In Northern Ireland, a Translink bus driver was taken to hospital after crashing into a building shortly after 3 a.m. near Antrim. The Ballylumford Power Station had to suspend production after one of its chimneys was damaged, and a loyalist mural in Mount Vernon was destroyed by high winds.

In Scotland, Castle Douglas High School in Dumfries and Galloway had a large section of its roof torn off and thrown onto another section of the school. A Stena Line ferry which had departed Cairnryan in Scotland just before 1 a.m. was stranded off the west coast of Northern Ireland after it was unable to berth at Belfast until 5 p.m.

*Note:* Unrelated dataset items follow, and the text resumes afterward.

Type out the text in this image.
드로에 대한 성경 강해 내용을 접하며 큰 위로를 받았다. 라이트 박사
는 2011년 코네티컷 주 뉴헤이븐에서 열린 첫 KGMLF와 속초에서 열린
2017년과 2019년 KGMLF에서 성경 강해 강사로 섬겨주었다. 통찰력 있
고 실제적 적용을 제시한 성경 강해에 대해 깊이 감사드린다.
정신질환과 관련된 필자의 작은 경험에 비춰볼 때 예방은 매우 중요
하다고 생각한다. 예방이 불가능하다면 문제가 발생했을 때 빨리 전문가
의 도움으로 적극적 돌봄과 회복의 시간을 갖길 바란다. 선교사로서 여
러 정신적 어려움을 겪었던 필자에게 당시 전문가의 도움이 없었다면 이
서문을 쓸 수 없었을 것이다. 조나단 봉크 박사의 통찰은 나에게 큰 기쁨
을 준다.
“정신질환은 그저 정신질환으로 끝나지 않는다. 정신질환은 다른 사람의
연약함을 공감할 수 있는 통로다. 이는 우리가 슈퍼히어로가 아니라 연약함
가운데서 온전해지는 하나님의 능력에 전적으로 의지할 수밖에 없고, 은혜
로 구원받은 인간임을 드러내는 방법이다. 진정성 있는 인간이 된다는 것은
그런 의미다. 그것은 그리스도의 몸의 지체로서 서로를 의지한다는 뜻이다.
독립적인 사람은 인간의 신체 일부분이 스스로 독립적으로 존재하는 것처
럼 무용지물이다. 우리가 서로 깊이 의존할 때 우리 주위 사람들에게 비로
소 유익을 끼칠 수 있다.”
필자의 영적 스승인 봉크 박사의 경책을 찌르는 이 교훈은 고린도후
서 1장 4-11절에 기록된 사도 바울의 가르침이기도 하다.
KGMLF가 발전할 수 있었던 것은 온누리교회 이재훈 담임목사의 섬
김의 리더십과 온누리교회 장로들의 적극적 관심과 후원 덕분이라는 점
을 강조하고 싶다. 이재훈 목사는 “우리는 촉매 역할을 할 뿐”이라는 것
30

In Wales, Dyfed-Powys Police declared a major incident in Carmarthenshire, Ceredigion, Pembrokeshire, and Powys. Llandudno Pier suffered significant damage, which the owner estimated would cost over £250,000 to repair: Penderyn Store, one of its original 148-year-old kiosks, was torn from its foundations and tipped sideways; the ice cream stand at the end of the pier was ripped up and thrown into the sea; and the toilets and bar cellar were unroofed. The Pentre Baptist Church in Mochdre, had its roof ripped off entirely, as did a nursery in New Quay and a block of flats in Porthcawl had part of its roof torn off. At least 40 trees were felled in Rhondda Cynon Taf. Floods occurred in Builth Wells after the River Wye burst its banks, and in Mold. Large pieces of the roof of Briton Ferry RFC's clubhouse was torn off, narrowly missing bystanders. The storm damaged the infrastructure at the Port of Holyhead, forcing its closure and the cancellation of all ferries between there and Dublin until 16 January. Terminal 3 at Holyhead was not scheduled to reopen until 15 July 2025. According to Scottish Power and the National Grid, around 11,000 homes in Wales were still without power on 10 December, and a councillor in Pembrokeshire spoke of his fears that "people are going to freeze to death". Openreach said that 6,500 people in Wales had their internet service impacted, with 50 overhead cables and 40 telegraph poles coming down during the storm. The Porth Wen Solar Farm in Anglesey, North Wales sustained severe damage with hundreds of solar panels and a wind turbine destroyed.